Encourage children to spend time outdoors where they can grow to love nature.

We live in a high-tech culture, and there’s no escaping the changes email, cell phones and the Internet have brought to the world.  But with all the technology, parents are jeopardizing their child’s experience with nature.

“Children are denied access to nature,” says Carl Honoré, author of Under Pressure:  Rescuing Childhood from the Pressure of Hyper-Parenting.  “Nature is the original playground.  It’s the original classroom.  That’s where kids for thousands of years have learned how to interact with the world around them."
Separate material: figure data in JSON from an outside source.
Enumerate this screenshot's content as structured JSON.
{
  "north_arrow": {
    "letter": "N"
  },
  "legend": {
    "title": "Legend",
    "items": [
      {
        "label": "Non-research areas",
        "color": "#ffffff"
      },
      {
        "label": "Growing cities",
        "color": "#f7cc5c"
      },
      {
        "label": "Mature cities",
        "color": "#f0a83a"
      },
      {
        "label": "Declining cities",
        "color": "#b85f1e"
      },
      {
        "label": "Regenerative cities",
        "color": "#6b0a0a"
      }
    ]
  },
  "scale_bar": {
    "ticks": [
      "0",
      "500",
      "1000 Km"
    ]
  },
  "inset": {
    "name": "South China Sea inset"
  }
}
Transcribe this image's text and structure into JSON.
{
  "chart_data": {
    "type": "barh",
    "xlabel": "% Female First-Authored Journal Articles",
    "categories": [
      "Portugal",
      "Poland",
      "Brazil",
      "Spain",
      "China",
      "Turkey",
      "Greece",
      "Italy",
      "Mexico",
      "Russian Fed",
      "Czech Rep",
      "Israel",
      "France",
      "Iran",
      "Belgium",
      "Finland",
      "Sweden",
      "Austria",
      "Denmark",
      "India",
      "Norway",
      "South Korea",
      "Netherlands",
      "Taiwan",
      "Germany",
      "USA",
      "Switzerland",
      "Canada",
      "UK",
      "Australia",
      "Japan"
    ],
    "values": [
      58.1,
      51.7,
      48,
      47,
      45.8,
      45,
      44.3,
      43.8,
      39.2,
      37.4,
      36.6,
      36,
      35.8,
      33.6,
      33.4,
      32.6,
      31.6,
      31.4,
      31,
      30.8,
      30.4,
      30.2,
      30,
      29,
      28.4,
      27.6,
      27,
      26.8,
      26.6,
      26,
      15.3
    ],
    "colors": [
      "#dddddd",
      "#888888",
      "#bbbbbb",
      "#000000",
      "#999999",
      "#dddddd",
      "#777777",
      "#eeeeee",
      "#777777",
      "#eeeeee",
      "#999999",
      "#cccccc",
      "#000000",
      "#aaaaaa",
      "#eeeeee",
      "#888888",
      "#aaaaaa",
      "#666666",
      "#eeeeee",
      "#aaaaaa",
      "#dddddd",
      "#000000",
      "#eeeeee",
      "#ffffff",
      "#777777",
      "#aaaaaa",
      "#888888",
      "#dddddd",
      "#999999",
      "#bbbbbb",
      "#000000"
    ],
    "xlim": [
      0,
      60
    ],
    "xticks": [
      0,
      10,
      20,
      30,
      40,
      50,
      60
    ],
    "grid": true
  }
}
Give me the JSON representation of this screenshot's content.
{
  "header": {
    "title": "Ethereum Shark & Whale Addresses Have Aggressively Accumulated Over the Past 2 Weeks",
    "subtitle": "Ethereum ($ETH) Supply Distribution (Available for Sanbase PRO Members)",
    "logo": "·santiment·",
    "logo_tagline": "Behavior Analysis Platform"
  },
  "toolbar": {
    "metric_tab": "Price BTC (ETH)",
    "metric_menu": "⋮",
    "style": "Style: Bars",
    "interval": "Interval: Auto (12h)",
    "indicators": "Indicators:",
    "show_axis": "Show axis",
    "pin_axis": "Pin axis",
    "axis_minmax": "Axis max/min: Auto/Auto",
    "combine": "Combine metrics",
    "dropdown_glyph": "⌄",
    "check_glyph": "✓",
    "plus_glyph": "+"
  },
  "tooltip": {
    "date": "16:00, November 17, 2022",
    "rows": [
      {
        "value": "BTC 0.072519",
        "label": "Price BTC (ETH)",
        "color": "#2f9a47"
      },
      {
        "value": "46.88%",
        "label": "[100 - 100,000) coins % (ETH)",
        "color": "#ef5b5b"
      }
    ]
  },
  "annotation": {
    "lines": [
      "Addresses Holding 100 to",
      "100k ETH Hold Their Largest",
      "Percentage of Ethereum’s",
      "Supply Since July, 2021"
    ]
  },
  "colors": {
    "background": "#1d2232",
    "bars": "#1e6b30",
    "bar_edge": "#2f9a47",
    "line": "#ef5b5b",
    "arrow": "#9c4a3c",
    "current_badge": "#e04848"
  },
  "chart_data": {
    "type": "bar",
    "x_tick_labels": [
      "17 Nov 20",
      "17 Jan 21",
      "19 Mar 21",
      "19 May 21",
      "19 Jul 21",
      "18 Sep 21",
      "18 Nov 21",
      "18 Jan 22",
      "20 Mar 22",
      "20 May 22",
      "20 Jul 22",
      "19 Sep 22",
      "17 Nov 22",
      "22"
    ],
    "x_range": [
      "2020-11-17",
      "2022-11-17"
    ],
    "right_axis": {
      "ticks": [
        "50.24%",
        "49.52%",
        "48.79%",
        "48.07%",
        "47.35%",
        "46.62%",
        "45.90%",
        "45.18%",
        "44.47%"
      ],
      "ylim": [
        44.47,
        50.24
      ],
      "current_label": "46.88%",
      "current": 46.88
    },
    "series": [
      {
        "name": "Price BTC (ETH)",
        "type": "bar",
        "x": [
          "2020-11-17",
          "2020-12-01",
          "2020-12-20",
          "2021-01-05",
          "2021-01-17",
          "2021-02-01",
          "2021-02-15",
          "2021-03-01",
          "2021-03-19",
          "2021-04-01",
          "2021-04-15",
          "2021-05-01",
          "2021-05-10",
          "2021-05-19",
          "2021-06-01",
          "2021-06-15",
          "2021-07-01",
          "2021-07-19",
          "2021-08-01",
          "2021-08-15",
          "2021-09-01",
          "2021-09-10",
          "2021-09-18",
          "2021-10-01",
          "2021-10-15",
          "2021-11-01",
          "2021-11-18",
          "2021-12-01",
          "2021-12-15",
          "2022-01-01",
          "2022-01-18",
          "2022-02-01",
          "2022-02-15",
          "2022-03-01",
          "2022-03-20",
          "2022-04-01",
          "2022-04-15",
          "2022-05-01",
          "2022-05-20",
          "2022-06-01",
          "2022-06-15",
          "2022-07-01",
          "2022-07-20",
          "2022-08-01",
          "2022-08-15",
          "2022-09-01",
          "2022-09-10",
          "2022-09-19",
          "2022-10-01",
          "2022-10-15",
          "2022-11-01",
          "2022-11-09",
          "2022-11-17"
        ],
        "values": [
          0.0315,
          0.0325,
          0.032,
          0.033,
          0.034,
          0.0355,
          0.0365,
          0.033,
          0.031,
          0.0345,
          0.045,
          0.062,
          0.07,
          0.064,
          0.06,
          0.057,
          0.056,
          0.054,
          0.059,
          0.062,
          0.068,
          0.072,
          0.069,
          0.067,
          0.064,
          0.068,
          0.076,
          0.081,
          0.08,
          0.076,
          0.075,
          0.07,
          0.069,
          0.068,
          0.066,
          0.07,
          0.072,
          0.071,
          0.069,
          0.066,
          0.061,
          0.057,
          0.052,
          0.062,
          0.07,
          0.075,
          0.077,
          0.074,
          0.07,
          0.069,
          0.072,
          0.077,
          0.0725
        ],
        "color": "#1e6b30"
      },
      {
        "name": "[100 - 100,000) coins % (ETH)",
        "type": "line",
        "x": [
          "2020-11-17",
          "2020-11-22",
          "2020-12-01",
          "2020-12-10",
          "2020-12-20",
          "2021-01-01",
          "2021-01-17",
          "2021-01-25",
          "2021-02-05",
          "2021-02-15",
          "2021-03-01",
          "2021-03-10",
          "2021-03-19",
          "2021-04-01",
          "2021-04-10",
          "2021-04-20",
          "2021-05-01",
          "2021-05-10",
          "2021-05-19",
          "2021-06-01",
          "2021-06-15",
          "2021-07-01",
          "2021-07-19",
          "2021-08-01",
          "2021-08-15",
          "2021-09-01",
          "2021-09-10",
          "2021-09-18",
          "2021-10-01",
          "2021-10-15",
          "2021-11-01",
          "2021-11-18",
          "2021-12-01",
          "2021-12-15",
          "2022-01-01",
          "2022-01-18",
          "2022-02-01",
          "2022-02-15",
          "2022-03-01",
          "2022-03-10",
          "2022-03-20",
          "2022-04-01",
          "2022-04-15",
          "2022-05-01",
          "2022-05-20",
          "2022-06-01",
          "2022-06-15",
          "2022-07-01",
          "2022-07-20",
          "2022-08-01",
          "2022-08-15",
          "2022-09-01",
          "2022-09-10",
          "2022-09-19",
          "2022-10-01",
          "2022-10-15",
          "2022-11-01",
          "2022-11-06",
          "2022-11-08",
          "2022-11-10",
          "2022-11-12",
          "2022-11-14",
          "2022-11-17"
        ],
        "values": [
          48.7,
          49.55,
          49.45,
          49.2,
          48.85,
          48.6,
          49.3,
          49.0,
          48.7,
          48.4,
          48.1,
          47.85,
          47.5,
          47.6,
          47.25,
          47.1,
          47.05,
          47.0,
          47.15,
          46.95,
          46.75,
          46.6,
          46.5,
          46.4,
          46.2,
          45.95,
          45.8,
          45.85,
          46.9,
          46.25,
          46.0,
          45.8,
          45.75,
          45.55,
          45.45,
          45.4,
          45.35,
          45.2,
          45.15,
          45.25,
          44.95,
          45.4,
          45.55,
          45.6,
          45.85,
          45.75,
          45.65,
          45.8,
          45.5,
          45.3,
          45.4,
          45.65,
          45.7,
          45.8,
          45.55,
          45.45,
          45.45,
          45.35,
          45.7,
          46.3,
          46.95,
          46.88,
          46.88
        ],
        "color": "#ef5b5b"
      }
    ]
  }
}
Why are children so plugged in?

  • There’s pressure to keep up with the neighbours and give children the latest gadget.
  • High-tech gadgets promise to prepare kids for life in a high-tech world.
  • Cell phones put children in reach.
  • Video games keep children out of trouble and are a tempting form of baby-sitting.

Nature-deficit disorder

“We have cut ourselves off from nature as a culture, and we’ve cut our children off as well.  They’re sort of bubble-wrapped and kept in doors, and they have very little experience of what’s going on outside," says Honoré.  "I think that denies them the simple health benefits of being out in fresh air."

With the risk of our children being overloaded with technology in schools and at home, there's little time for nature.  With our busy lives children are at the threat of suffering nature-deficit disorder.  If families are so busy, how do you make time?

At home:

  • Re-think our own relationship with technology and recognize when we sit in front of the TV for hours, check email or talk on our mobile phones constantly.
  • Do things together as a family:  play sports or games, read a bedtime story, bake, visit friends. 
  • Give kids freedom to play outdoors.

At schools:

  • Make nature and spending time in it an important part of the curriculum.
  • Both preschoolers and older children thrive in outdoor programs.  It gives them a chance to blow off steam and opportunities for hands on learning.
  • Time in nature gives children an understanding of how the earth works and our role in preserving it.
  • Young people will need to spend time in nature if they’re going to be part of saving the planet.
  • Improved academic scores.  A 2002 study of 150 elementary and middle schools in 16 US states found that using nature to teach some of the curriculum improved marks in science, languages, social studies and math.
  • Improved student behaviour.  When one school in the US introduced an outdoor program, disciplinary referrals fell by 90 percent.


Make time to be in nature.  Children will become healthier, understand nature and value the environment.

“At a time when we’re destroying the planet, we really need to be inculcating in our children an understanding and an affinity with the outdoors," says Honoré.